Starring: Gal Gadot, Chris Pine
Directed by Patty Jenkins
Rating: ** ½(2 and a half stars)
To hold back on the season’s biggest blockbuster required super-hero willpower. But I waited for the rage to wane before getting into it.
First things first. Gal Gadot makes a super super-hero. She has the scrubbed guileless sexiness of a born seducer, the kind who doesn’t know her power. This is what Wonder Woman, we are repeatedly told, is all about. She should not, must not, know the exact measure of the strength the Gods have bestowed on her.
Wonder Woman is a saga of oldworld values told with a splendor and stoicism that precludes our cynical reading. There are many points in the story where the going gets pretty awkward ,clunky downright askew.And that entire back story where a woman in war-torn German with a half-damaged face manufactures poison in a lab , resembles something out of a tattered copy of an Alistair McLean paperback.
And yet if Wonder Woman works—and it worked only in parts for me—it is because Gadot is quite gal. Eager-faced and mint-fresh ,she’s like a girl from that highschool prom whom every boy wanted to dance with. She brings a sense of wonderment to her exploits and antics in WW1 London that even an actor of Eddie Redmayne’s caliber couldn’t in Fanatastic Beasts & Where To Find Them.
That’s because Gal’s Wonder Woman, a.k.a Diana, knows exactly where to find the beast and how to slay it. The super-heroine’s ardent desire to rid the world of war and misery is communicated with a strong sense of unfussy righteousness. Gal can’t act. Of course she can’t. But she brings to the table a rich feeling of triumphant virtuosity.
Gadot’s limitations as an actor are on full display in all her scenes with her co-star the very charismatic Chris Pine who can stare down Wonder Woman’s gaze at his junk and observe it is “above average” without sounding sleazy.
The same is true of the this big-screen wonder of a film.
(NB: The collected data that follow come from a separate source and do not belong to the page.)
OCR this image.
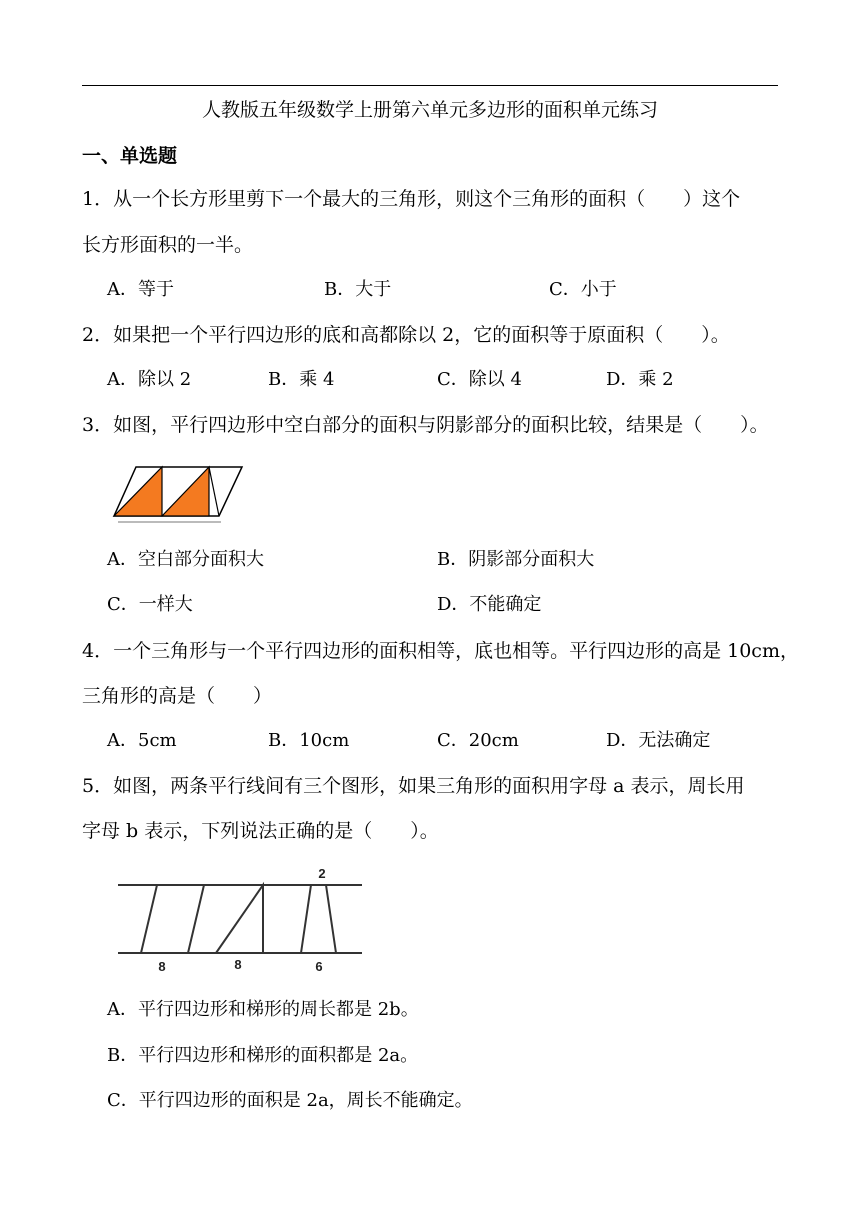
人教版五年级数学上册第六单元多边形的面积单元练习
一、单选题
1．从一个长方形里剪下一个最大的三角形，则这个三角形的面积（　　）这个
长方形面积的一半。
A．等于	B．大于	C．小于
2．如果把一个平行四边形的底和高都除以 2，它的面积等于原面积（　　）。
A．除以 2	B．乘 4	C．除以 4	D．乘 2
3．如图，平行四边形中空白部分的面积与阴影部分的面积比较，结果是（　　）。
A．空白部分面积大	B．阴影部分面积大
C．一样大	D．不能确定
4．一个三角形与一个平行四边形的面积相等，底也相等。平行四边形的高是 10cm，
三角形的高是（　　）
A．5cm	B．10cm	C．20cm	D．无法确定
5．如图，两条平行线间有三个图形，如果三角形的面积用字母 a 表示，周长用
字母 b 表示，下列说法正确的是（　　）。
2
8	8	6
A．平行四边形和梯形的周长都是 2b。
B．平行四边形和梯形的面积都是 2a。
C．平行四边形的面积是 2a，周长不能确定。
It manages to hold its head high amidst all the absurdities of a plot that begs for logistic atonement but instead gets large doses of multiple ferocity in strikingly well-shot war scenes where Gadot dodges the bullets with her forearm.
Here, Gal just stuns you.
Clearly , her forte is action. She glides across the battleground with a splendid sense of rhythm and grace. A large part of Gadot’s glory must be attributed to director Patty Jenkins whose awe at the material is expressed in every frame.But she doesn’t let her awe get the better of her vision. The narrative has a structured controlled feeling to it. Gadot rides the waves of adventure like a surfer negotiating a provocative potentially dangerous ocean.
Yup, Gal can’t act. But she can fly.